Quando Puvia tornò per vedere il lavoro, vide che il kayak era
ricoperto interamente: l’apertura per infilarsi dentro non c’era.
“Dov’è il buco per entrare?”. “Quale buco per entrare?”. “Non vi
ricordate che quando mi avete rapito io stavo seduto in un buco?”.
Le donne se ne ricordarono, tagliarono un grosso cerchio nella pelle
e Puvia le aiutò a finire il lavoro. Dapprima remò solo nel lago
vicino alla casa, ma ben presto si spinse più avanti...”
Ogni
volta che il narratore concludeva il racconto diceva: “ora
auguriamoci una lunga estate e un inverno brevissimo” oppure “ora al
fiaba è terminata e l’inverno è di nuovo un po’ più corto”!
Knud
Rasmussen, etnologo ed esploratore, autore di questa raccolta di
racconti tradizionali della regione di Angmagssalik, in Groenlandia,
nacque nel 1879 a Jakobshavn da un missionario protestante danese e
da una donna Inuit.

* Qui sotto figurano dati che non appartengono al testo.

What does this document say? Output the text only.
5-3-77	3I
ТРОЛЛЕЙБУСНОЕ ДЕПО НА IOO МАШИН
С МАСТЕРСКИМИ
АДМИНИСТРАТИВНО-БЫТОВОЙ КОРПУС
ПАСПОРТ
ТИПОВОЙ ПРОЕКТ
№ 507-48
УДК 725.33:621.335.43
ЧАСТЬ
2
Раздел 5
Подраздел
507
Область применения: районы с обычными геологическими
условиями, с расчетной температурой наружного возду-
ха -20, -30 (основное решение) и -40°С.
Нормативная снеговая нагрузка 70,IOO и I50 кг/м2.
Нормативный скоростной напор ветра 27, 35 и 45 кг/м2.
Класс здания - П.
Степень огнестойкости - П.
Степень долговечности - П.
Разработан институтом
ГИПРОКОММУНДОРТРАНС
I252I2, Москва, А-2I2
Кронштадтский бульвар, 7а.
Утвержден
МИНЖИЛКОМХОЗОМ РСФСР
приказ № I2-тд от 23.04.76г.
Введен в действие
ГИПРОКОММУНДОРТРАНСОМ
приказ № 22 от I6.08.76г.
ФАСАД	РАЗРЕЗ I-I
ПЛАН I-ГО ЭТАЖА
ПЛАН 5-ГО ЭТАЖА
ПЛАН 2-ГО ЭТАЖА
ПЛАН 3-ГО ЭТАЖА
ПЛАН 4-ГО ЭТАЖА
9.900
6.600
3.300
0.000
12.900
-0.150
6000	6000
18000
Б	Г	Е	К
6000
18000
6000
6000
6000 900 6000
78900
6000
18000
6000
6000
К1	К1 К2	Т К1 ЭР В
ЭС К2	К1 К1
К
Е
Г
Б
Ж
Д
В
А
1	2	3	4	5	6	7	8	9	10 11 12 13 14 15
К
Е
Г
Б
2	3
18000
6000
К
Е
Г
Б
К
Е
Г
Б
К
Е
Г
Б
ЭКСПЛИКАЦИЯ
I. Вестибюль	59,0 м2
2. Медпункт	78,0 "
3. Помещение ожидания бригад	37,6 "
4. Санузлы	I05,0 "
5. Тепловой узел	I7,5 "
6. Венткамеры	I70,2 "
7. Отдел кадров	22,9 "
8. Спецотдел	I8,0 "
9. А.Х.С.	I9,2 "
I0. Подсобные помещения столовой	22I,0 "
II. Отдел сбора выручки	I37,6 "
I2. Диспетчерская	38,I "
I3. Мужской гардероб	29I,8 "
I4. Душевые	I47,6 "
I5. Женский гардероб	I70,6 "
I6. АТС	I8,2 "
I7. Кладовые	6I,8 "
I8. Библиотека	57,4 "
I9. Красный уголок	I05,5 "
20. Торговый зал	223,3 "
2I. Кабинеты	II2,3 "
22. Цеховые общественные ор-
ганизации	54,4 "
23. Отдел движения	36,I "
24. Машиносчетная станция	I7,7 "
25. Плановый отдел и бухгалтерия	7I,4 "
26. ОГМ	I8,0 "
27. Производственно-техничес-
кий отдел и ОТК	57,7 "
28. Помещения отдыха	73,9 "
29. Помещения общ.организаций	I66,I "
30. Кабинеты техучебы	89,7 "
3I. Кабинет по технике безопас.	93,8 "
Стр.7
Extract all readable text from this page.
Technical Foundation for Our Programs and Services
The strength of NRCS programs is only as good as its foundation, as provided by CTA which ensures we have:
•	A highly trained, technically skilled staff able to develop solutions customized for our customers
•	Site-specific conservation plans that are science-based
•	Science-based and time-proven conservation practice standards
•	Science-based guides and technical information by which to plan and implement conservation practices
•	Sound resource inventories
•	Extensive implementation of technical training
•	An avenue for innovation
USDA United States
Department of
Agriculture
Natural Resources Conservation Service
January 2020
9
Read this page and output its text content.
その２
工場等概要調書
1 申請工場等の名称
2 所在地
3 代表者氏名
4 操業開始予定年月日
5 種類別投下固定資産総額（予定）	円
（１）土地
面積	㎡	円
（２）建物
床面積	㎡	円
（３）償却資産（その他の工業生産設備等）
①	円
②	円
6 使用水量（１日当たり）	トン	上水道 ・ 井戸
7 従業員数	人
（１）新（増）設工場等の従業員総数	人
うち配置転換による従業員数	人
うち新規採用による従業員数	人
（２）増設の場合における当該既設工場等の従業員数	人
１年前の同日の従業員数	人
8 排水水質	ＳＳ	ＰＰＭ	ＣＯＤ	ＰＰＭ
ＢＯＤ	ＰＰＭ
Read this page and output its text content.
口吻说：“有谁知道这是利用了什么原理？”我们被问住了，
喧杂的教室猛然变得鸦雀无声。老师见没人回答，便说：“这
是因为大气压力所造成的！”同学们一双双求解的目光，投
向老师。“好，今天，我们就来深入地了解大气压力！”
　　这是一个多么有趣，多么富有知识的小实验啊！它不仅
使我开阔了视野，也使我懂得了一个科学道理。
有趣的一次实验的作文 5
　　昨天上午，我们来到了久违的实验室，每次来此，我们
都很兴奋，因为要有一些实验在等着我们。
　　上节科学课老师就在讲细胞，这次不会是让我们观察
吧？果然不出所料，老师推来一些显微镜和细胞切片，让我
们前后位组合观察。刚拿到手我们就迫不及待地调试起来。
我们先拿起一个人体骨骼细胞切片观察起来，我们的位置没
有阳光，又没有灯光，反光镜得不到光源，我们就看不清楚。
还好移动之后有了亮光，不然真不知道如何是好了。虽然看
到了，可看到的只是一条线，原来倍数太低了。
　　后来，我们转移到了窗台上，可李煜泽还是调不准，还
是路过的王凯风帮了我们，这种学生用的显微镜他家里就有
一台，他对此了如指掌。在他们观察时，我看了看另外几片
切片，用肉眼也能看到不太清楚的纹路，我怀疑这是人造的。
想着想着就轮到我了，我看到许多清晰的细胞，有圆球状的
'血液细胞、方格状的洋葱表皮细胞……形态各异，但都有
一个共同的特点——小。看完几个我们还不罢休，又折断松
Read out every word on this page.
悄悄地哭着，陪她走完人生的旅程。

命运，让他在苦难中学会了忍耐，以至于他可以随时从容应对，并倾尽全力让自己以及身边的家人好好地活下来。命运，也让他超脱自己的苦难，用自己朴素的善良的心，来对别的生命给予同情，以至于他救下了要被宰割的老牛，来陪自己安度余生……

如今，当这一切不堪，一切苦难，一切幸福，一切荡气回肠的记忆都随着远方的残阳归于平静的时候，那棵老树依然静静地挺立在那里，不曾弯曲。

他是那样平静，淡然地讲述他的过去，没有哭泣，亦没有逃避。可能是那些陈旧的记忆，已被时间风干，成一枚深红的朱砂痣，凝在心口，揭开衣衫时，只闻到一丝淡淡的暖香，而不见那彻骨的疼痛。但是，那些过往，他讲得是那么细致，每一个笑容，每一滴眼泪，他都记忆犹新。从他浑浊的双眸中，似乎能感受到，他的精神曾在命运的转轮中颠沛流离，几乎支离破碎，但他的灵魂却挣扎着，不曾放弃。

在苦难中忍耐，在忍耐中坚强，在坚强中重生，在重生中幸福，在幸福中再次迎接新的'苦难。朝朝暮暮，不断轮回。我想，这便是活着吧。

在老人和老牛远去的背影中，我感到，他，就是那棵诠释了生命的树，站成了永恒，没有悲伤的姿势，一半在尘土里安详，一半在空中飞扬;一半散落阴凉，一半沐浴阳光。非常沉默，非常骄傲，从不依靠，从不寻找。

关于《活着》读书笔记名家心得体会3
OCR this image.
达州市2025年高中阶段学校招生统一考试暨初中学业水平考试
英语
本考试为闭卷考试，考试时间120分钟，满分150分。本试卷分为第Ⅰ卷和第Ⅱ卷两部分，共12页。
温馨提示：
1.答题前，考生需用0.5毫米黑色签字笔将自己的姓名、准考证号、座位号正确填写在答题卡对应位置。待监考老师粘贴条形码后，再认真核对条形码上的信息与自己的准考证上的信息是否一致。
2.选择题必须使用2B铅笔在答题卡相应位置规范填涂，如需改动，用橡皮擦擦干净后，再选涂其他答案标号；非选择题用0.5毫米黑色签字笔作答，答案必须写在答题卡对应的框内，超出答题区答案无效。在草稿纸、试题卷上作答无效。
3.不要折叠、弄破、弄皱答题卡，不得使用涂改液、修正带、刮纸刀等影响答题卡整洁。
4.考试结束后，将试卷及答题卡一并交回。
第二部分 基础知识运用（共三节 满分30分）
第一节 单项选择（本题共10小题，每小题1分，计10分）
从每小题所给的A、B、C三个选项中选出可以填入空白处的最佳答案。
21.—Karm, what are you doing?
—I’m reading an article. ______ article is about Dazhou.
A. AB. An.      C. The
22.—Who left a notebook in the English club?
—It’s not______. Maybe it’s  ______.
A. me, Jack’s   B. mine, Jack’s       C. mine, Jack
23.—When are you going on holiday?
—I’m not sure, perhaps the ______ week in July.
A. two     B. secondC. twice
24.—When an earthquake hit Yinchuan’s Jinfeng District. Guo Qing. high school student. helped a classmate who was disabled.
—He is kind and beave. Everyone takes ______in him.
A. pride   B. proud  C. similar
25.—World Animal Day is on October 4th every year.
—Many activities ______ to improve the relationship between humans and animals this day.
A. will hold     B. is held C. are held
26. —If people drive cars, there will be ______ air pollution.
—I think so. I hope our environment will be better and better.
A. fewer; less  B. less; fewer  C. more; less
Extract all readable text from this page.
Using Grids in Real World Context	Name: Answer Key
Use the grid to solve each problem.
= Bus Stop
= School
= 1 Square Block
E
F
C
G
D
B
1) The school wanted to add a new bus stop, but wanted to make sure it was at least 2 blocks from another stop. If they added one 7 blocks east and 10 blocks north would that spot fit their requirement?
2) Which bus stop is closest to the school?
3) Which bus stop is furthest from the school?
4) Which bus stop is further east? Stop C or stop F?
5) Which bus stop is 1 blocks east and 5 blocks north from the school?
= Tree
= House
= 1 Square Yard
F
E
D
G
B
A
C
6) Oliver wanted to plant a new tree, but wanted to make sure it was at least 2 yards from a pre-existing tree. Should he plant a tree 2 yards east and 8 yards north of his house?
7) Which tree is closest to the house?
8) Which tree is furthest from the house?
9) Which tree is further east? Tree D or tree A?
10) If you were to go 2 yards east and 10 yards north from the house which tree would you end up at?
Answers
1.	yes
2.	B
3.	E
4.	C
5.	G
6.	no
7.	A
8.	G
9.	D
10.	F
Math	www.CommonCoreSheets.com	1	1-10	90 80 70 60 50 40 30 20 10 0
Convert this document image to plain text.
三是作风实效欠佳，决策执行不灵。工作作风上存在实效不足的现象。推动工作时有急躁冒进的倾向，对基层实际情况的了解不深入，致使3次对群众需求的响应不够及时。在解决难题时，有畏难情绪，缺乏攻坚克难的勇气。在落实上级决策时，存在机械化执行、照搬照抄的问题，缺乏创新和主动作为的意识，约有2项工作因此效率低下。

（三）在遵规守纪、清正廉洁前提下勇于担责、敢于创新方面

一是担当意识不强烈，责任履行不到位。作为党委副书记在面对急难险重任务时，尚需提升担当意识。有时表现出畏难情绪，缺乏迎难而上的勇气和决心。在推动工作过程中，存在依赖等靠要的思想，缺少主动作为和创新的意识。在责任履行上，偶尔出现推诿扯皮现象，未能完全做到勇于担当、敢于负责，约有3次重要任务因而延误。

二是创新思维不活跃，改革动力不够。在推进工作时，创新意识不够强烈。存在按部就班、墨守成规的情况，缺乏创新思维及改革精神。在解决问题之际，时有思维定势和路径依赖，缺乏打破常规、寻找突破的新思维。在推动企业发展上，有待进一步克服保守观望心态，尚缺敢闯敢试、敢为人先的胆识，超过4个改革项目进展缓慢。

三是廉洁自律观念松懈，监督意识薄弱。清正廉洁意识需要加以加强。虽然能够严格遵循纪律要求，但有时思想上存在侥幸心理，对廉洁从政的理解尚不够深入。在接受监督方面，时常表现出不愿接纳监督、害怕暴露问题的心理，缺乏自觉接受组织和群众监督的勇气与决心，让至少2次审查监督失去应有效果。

Compiuti gli studi all’università di
Copenaghen, si dedicò interamente allo studio dei vari gruppi di
popolazioni Inuit e della loro cultura, compiendo dapprima una
lunga serie di campagne di rilevamento in Groenlandia (dove in
particolare compì ricerche sugli “Inuit di Thule”, il gruppo
umano più settentrionale di tutto il mondo, oggi scomparso), e poi,
a partire dal 1921, un viaggio di esplorazione che toccò tutte le
tribù Inuit sparse dalla Groenlandia al Canada all’Alaska, i cui
risultati scientifici furono pubblicati in “Fra Grønland till
Stillhavet (Dalla Groenlandia all’Oceano Pacifico, 12 volumi,
1925-26). Morì a Copenaghen il 21 dicembre 1933.
I suoi studi degli anni venti hanno ispirato il recente film “The Journal of Kund Rasmussen” dei registi canadesi Zacharias Kunuk e
Norman Cohn sulla vita di uno degli ultimi grandi sciamani Inuit.